Prosigamos analizando el diagrama.

El área achurada en rojo pretende graficar la medida de la felicidad de una persona X, según ésta posea, en distintos grados, los bienes básicos. Podemos ver, por ejemplo, que esta persona posee, en un nivel relativamente alto, el bien de la “vida”. Quizá es joven y saludable. Por otro lado, sin embargo, presenta un nivel bajo en la posesión del bien del “juego/trabajo”. Tal vez tiene un trabajo estresante y que, además, sencillamente no le gusta, lo que seguramente le produce una gran insatisfacción personal.

Si seguimos analizando cada uno de los bienes básicos y unimos, a continuación, con una línea todos los puntos que resulten, lograremos formar un área que, podríamos decir, constituye la medida de la felicidad de X.

Pero eso no es todo. Hay otra cuestión importante en el diagrama. Los sectores denominados (I), (II) y (III) se refieren a las tres “edades” de la perfección humana, desde una perspectiva psíquica y moral, por cierto. Estas edades no guardan relación con la edad biológica, sino con los grados madurez o de posesión de la virtud que tenga una persona determinada.

Para todos los efectos voy a denominar estas tres “edades” como sigue:

(I)            Infancia (virtudes incipientes)

(II)          Juventud (virtudes consolidadas)

(III)         Madurez (virtudes eminentes)

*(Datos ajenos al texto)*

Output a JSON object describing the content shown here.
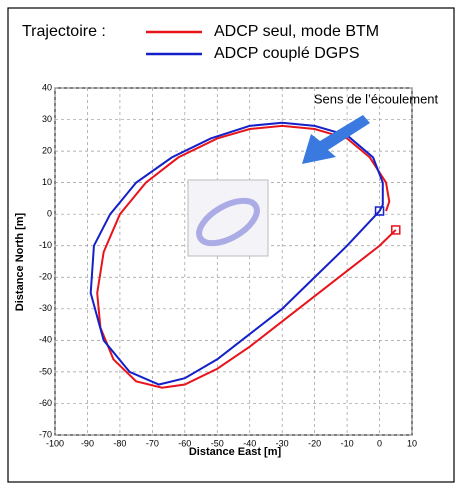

Quienes están en la edad de la “Infancia” (I) sólo pueden ser felices como máximo en el área definida por el primer octágono concéntrico. En un nivel superior, quienes están en la edad de la “juventud” (II) pueden serlo hasta un máximo delimitado por el siguiente octágono concéntrico. La edad de la “madurez”(III), en cambio, permite el máximo nivel de expansión de la felicidad.

Con esto quiero señalar lo más gráficamente posible el enorme vínculo que existe entre nuestra felicidad y nuestra propia perfección. Mientras más perfecta es una persona, en todas las dimensiones de su existencia, más capaz se hace de la felicidad.

Como dijimos anteriormente, si bien en el camino hacia nuestra felicidad no todo se puede programar, no todo se puede planificar, es claro que hay una parte del juego que sí nos corresponde jugar a nosotros y que no se hará realidad sin nosotros.

Saquemos algunas ideas del “Diamante de los bienes humanos”. Pero no nos quedemos en eso. Hagamos propósitos concretos tomando como plantilla cada uno de estos bienes básicos. Siempre hay objetivos que alcanzar en cada uno de ellos. Estos objetivos son los que le dan sentido a nuestros esfuerzos, un significado a nuestra vida. Te animo a poner manos a la obra recordándote las sabias palabras de Jean Guitton: “Los hombres de acción asisten a la vida al mismo tiempo que la dirigen”.